Partly cloudy skies with hazy clouds greeted 31 visitors (28 students and 3 adults) from the St. Thomas Aquinas Catholic Secondary School Grade-9 class for Exploring the Stars at the Cronyn Observatory, Tuesday, March 25th, 2014, 6:30 p.m. Graduate student Tony Martinez made the digital slide presentation The Big Bang and then proceeded with his next presentation, Mars fielding questions during and after both presentations.
RASC London Centre member Bob Duff made ready the 25.4cm refractor (28mm Meade Super Wide Angle eyepiece, 157X) in the dome and, since the sky was still bright, directed it towards a red light on the communications tower in south London. Bob also set up the London Centre’s 25.4cm Dobsonian (17mm Nagler eyepiece, 66X) on the roof patio and directed it towards the weathervane on the Engineering building. When everybody arrived upstairs in the dome, Bob gave a talk on the history of the Cronyn Observatory and the technical aspects of the big 25.4cm refractor. He also explained the 2 clocks on the east wall of the dome and the difference between Standard and Sidereal Time.

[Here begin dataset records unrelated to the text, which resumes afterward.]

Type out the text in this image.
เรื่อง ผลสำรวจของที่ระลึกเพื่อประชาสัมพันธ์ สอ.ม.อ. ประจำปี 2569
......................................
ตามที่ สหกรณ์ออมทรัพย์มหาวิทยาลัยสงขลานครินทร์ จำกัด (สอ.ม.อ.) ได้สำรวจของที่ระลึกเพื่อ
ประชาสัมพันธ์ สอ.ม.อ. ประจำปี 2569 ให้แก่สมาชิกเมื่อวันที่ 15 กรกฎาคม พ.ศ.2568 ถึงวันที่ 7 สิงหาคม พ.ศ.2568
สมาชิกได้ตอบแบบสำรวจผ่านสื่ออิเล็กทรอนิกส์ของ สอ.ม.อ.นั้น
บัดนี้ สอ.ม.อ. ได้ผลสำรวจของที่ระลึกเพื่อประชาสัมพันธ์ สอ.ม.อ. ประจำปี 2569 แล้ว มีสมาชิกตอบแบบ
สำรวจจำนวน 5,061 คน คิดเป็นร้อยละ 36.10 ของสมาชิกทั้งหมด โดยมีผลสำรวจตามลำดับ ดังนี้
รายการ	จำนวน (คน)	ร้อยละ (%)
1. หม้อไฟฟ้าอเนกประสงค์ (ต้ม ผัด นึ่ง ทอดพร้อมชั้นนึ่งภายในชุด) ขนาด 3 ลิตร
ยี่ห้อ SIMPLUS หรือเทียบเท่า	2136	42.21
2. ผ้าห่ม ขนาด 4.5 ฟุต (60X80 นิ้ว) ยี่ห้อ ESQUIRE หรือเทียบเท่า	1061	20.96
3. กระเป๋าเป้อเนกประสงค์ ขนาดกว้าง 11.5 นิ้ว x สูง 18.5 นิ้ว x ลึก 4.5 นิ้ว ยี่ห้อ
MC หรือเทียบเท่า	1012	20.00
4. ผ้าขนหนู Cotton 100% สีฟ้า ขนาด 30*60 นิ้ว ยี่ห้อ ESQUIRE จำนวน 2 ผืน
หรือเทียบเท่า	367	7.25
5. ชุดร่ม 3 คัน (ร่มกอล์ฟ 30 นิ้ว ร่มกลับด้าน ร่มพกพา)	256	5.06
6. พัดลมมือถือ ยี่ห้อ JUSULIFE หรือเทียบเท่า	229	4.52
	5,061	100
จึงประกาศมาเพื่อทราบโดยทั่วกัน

By now Jupiter was visible in the sky and there was no need to view the communications tower in the big 25.4cm refractor. Tony directed the big 25.4cm refractor towards Jupiter, which made an excellent view in the 28mm Meade Super Wide Angle eyepiece (157X). Bob closed the dome entrance door to eliminate warm air from inside the building smearing views through the big telescope. Bob then replaced the 17mm Nagler (66X) with the higher magnification 12.5mm Ortho (89X) eyepiece in the 25.4cm Dobsonian and directed it towards Jupiter. The visitors were delighted by the views through both telescopes. In the Dobsonian Jupiter made a fine sight with the 4 Galilean moons visible, 3 to the left and one later observed far to the right of the planet.
Increasing hazy clouds eventually dimmed Jupiter and everybody was gone by around 8:45 p.m. after a very successful and enjoyable evening learning about astronomy and observing Jupiter through the telescopes.